Kölsche Grielächer ernennen Msgr. Robert Kleine zum „Grielächer des Jahres“

Posted By on 27. Februar 2019

Foto: Andreas Klein

Im ausverkauften Festsaal des Maritim Hotel Köln feierten die „Kölsche Grielächer“ am vergangenen Sonntag ihre erste von zwei Miljöh-Sitzungen in dieser Session. Unter den Gästen waren mit Reinhold Louis, Hans Süper und Peter Raddatz gleich drei „Grielächer des Jahres“ aus den letzten zehn Jahren – ein Zeichen dafür, dass der neue „Grielächer des Jahres“ nicht weit sein konnte …

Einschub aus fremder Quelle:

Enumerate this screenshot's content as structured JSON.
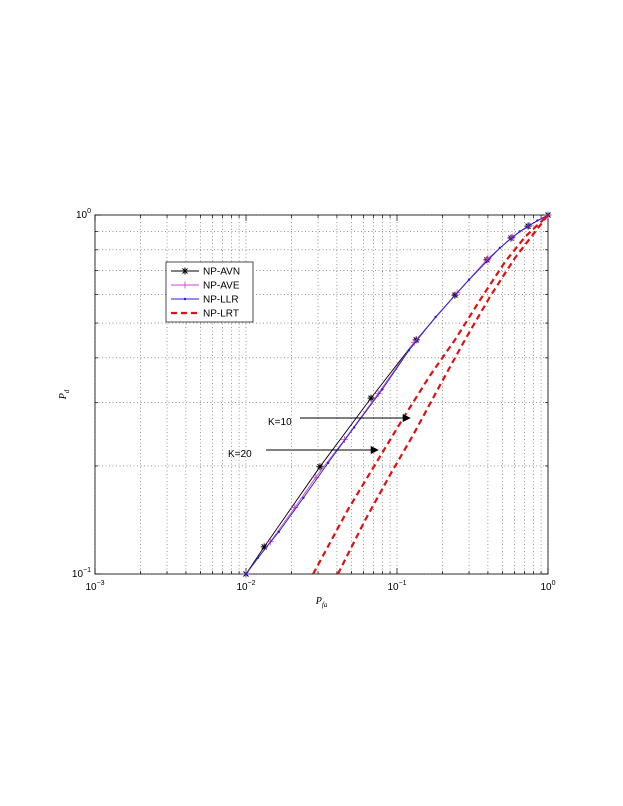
{
  "chart_data": {
    "type": "line",
    "x_label": "P_fa",
    "y_label": "P_d",
    "xscale": "log",
    "yscale": "log",
    "xlim": [
      0.001,
      1
    ],
    "ylim": [
      0.1,
      1
    ],
    "xticks": [
      {
        "value": 0.001,
        "label": "10^-3"
      },
      {
        "value": 0.01,
        "label": "10^-2"
      },
      {
        "value": 0.1,
        "label": "10^-1"
      },
      {
        "value": 1,
        "label": "10^0"
      }
    ],
    "yticks": [
      {
        "value": 0.1,
        "label": "10^-1"
      },
      {
        "value": 1,
        "label": "10^0"
      }
    ],
    "grid": true,
    "legend": "upper left",
    "series": [
      {
        "name": "NP-AVN",
        "color": "#000000",
        "marker": "star",
        "dash": false,
        "x": [
          0.01,
          0.0132,
          0.0309,
          0.0673,
          0.134,
          0.242,
          0.394,
          0.569,
          0.738,
          1
        ],
        "values": [
          0.1,
          0.119,
          0.199,
          0.309,
          0.449,
          0.598,
          0.75,
          0.863,
          0.931,
          1
        ]
      },
      {
        "name": "NP-AVE",
        "color": "#d040d0",
        "marker": "plus",
        "dash": false,
        "x": [
          0.01,
          0.0145,
          0.021,
          0.029,
          0.045,
          0.075,
          0.13,
          0.25,
          0.4,
          0.58,
          0.75,
          1
        ],
        "values": [
          0.1,
          0.123,
          0.153,
          0.186,
          0.237,
          0.318,
          0.442,
          0.607,
          0.756,
          0.868,
          0.935,
          1
        ]
      },
      {
        "name": "NP-LLR",
        "color": "#2020e0",
        "marker": "dot",
        "dash": false,
        "x": [
          0.01,
          0.012,
          0.0165,
          0.024,
          0.035,
          0.052,
          0.08,
          0.12,
          0.18,
          0.3,
          0.48,
          0.65,
          0.85,
          1
        ],
        "values": [
          0.1,
          0.111,
          0.131,
          0.163,
          0.204,
          0.256,
          0.327,
          0.42,
          0.52,
          0.66,
          0.81,
          0.9,
          0.965,
          1
        ]
      },
      {
        "name": "NP-LRT",
        "color": "#e01010",
        "marker": "none",
        "dash": true,
        "x": [
          0.0278,
          0.0473,
          0.0748,
          0.11,
          0.166,
          0.242,
          0.355,
          0.519,
          0.705,
          1
        ],
        "values": [
          0.1,
          0.151,
          0.208,
          0.272,
          0.358,
          0.449,
          0.58,
          0.74,
          0.869,
          1
        ]
      },
      {
        "name": "NP-LRT",
        "color": "#e01010",
        "marker": "none",
        "dash": true,
        "x": [
          0.0406,
          0.0614,
          0.09,
          0.128,
          0.193,
          0.282,
          0.413,
          0.604,
          0.82,
          1
        ],
        "values": [
          0.1,
          0.141,
          0.189,
          0.244,
          0.336,
          0.449,
          0.592,
          0.759,
          0.897,
          1
        ]
      }
    ],
    "annotations": [
      "K=10",
      "K=20"
    ]
  }
}
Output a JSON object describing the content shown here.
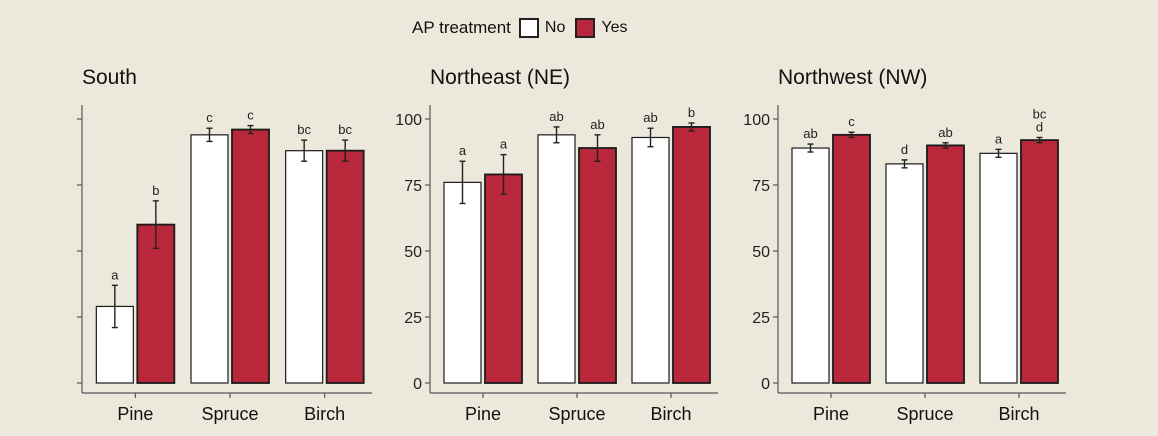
{
  "legend": {
    "title": "AP treatment",
    "items": [
      {
        "label": "No",
        "color": "#ffffff"
      },
      {
        "label": "Yes",
        "color": "#b8283a"
      }
    ]
  },
  "colors": {
    "no": "#ffffff",
    "yes": "#b8283a",
    "outline": "#1a1a1a",
    "axis": "#555555"
  },
  "chart_data": [
    {
      "type": "bar",
      "title": "South",
      "categories": [
        "Pine",
        "Spruce",
        "Birch"
      ],
      "ylim": [
        0,
        100
      ],
      "yticks": [
        0,
        25,
        50,
        75,
        100
      ],
      "show_tick_labels": false,
      "series": [
        {
          "name": "No",
          "values": [
            29,
            94,
            88
          ],
          "errors": [
            8,
            2.5,
            4
          ],
          "letters": [
            "a",
            "c",
            "bc"
          ]
        },
        {
          "name": "Yes",
          "values": [
            60,
            96,
            88
          ],
          "errors": [
            9,
            1.5,
            4
          ],
          "letters": [
            "b",
            "c",
            "bc"
          ]
        }
      ]
    },
    {
      "type": "bar",
      "title": "Northeast (NE)",
      "categories": [
        "Pine",
        "Spruce",
        "Birch"
      ],
      "ylim": [
        0,
        100
      ],
      "yticks": [
        0,
        25,
        50,
        75,
        100
      ],
      "show_tick_labels": true,
      "series": [
        {
          "name": "No",
          "values": [
            76,
            94,
            93
          ],
          "errors": [
            8,
            3,
            3.5
          ],
          "letters": [
            "a",
            "ab",
            "ab"
          ]
        },
        {
          "name": "Yes",
          "values": [
            79,
            89,
            97
          ],
          "errors": [
            7.5,
            5,
            1.5
          ],
          "letters": [
            "a",
            "ab",
            "b"
          ]
        }
      ]
    },
    {
      "type": "bar",
      "title": "Northwest (NW)",
      "categories": [
        "Pine",
        "Spruce",
        "Birch"
      ],
      "ylim": [
        0,
        100
      ],
      "yticks": [
        0,
        25,
        50,
        75,
        100
      ],
      "show_tick_labels": true,
      "series": [
        {
          "name": "No",
          "values": [
            89,
            83,
            87
          ],
          "errors": [
            1.5,
            1.5,
            1.5
          ],
          "letters": [
            "ab",
            "d",
            "a"
          ]
        },
        {
          "name": "Yes",
          "values": [
            94,
            90,
            92
          ],
          "errors": [
            1,
            1,
            1
          ],
          "letters": [
            "c",
            "ab",
            "d"
          ]
        }
      ],
      "extra_letters": [
        {
          "category": "Birch",
          "text": "bc"
        }
      ]
    }
  ]
}
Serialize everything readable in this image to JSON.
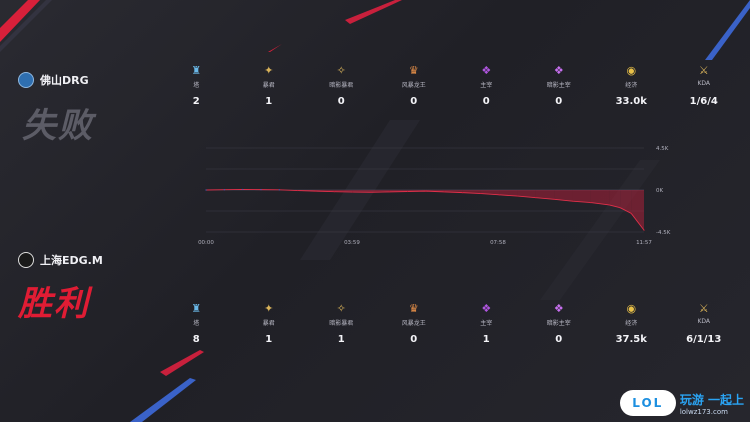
{
  "teams": [
    {
      "name": "佛山DRG",
      "result": "失败",
      "logo_color": "#2f6fb0",
      "stats": [
        {
          "icon": "tower-icon",
          "glyph": "♜",
          "color": "#6ab8e8",
          "label": "塔",
          "value": "2"
        },
        {
          "icon": "drake-icon",
          "glyph": "✦",
          "color": "#d9b35a",
          "label": "暴君",
          "value": "1"
        },
        {
          "icon": "shadow-drake-icon",
          "glyph": "✧",
          "color": "#d9b35a",
          "label": "暗影暴君",
          "value": "0"
        },
        {
          "icon": "storm-dragon-icon",
          "glyph": "♛",
          "color": "#e89048",
          "label": "风暴龙王",
          "value": "0"
        },
        {
          "icon": "overlord-icon",
          "glyph": "❖",
          "color": "#b056e0",
          "label": "主宰",
          "value": "0"
        },
        {
          "icon": "shadow-overlord-icon",
          "glyph": "❖",
          "color": "#c870f0",
          "label": "暗影主宰",
          "value": "0"
        },
        {
          "icon": "gold-icon",
          "glyph": "◉",
          "color": "#e8c048",
          "label": "经济",
          "value": "33.0k"
        },
        {
          "icon": "sword-icon",
          "glyph": "⚔",
          "color": "#d9b35a",
          "label": "KDA",
          "value": "1/6/4"
        }
      ]
    },
    {
      "name": "上海EDG.M",
      "result": "胜利",
      "logo_color": "#dddddd",
      "stats": [
        {
          "icon": "tower-icon",
          "glyph": "♜",
          "color": "#6ab8e8",
          "label": "塔",
          "value": "8"
        },
        {
          "icon": "drake-icon",
          "glyph": "✦",
          "color": "#d9b35a",
          "label": "暴君",
          "value": "1"
        },
        {
          "icon": "shadow-drake-icon",
          "glyph": "✧",
          "color": "#d9b35a",
          "label": "暗影暴君",
          "value": "1"
        },
        {
          "icon": "storm-dragon-icon",
          "glyph": "♛",
          "color": "#e89048",
          "label": "风暴龙王",
          "value": "0"
        },
        {
          "icon": "overlord-icon",
          "glyph": "❖",
          "color": "#b056e0",
          "label": "主宰",
          "value": "1"
        },
        {
          "icon": "shadow-overlord-icon",
          "glyph": "❖",
          "color": "#c870f0",
          "label": "暗影主宰",
          "value": "0"
        },
        {
          "icon": "gold-icon",
          "glyph": "◉",
          "color": "#e8c048",
          "label": "经济",
          "value": "37.5k"
        },
        {
          "icon": "sword-icon",
          "glyph": "⚔",
          "color": "#d9b35a",
          "label": "KDA",
          "value": "6/1/13"
        }
      ]
    }
  ],
  "chart_data": {
    "type": "area",
    "x_ticks": [
      "00:00",
      "03:59",
      "07:58",
      "11:57"
    ],
    "y_ticks": [
      "4.5K",
      "0K",
      "-4.5K"
    ],
    "ylim": [
      -4500,
      4500
    ],
    "x_minutes": [
      0,
      0.5,
      1,
      1.5,
      2,
      2.5,
      3,
      3.5,
      4,
      4.5,
      5,
      5.5,
      6,
      6.5,
      7,
      7.5,
      8,
      8.5,
      9,
      9.5,
      10,
      10.5,
      11,
      11.3,
      11.6,
      11.95
    ],
    "values": [
      0,
      30,
      60,
      40,
      20,
      -60,
      -120,
      -180,
      -220,
      -240,
      -200,
      -160,
      -120,
      -200,
      -280,
      -380,
      -520,
      -650,
      -820,
      -1000,
      -1200,
      -1350,
      -1600,
      -1900,
      -2500,
      -4300
    ],
    "positive_color": "#3a62c8",
    "negative_color": "#c8203c"
  },
  "watermark": {
    "badge": "LOL",
    "brand": "玩游 一起上",
    "url": "lolwz173.com"
  }
}
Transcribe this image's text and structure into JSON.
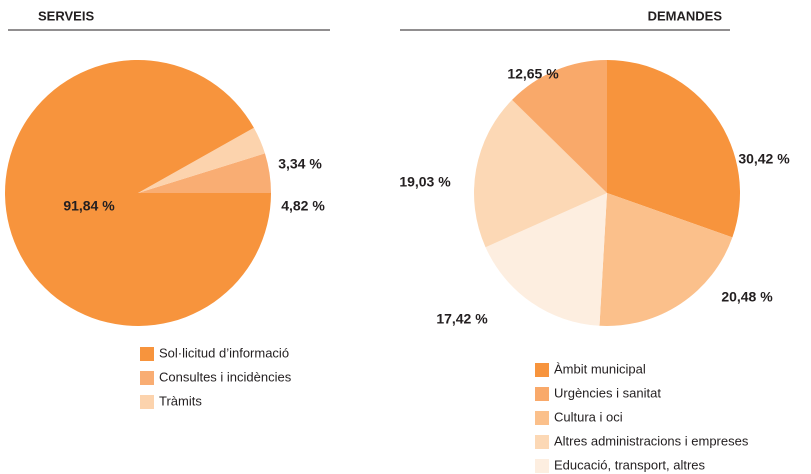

Doch zuerst einmal eröffnete das Korps der Bürgergarde blau-gold die Veranstaltung. Nach dem Aufzug und der musikalische und tänzerischen Darbietung des Korps brachte Comedian Dave Davis als „Motombo Umbokko“ die Jecken im Saal zum Lachen. Mit den Domstürmer (Foto) und den Bläck Fööss folgten Hit auf Hit und der Saal schunkelte fast eine Stunde lang non-stop! Einen Angriff auf die Lachmuskeln gab es dann wieder mit Martin Schopps. Mit den Höhner und ihren Hits schunkelte man danach in die Pause.

Foto: Henry Schroll

Beim Aufzug des Kölner Dreigestirn zu Beginn der zweiten Abteilung war es dann so weit: Die Ernennung des neuen „Grielächer des Jahres“ wurde angekündigt. Und bislang war es so, dass der Geehrte bereits im Vorfeld von der Ehrung wusste. Doch dieses Mal … ÜBERRASCHUNG! Msgr. Robert Kleine, seit September 2012 Stadtdechant von Köln, war zwar von den „Kölsche Grielächer“ zur Sitzung eingeladen worden – er wusste aber bis zuletzt nichts von seiner Ernennung. Msgr. Kleine ist übrigens seit 2008 ordentliches Mitglied bei der K.G. Kölsche Grielächer und trägt dort den Duz-Namen „Dä Flöcke“.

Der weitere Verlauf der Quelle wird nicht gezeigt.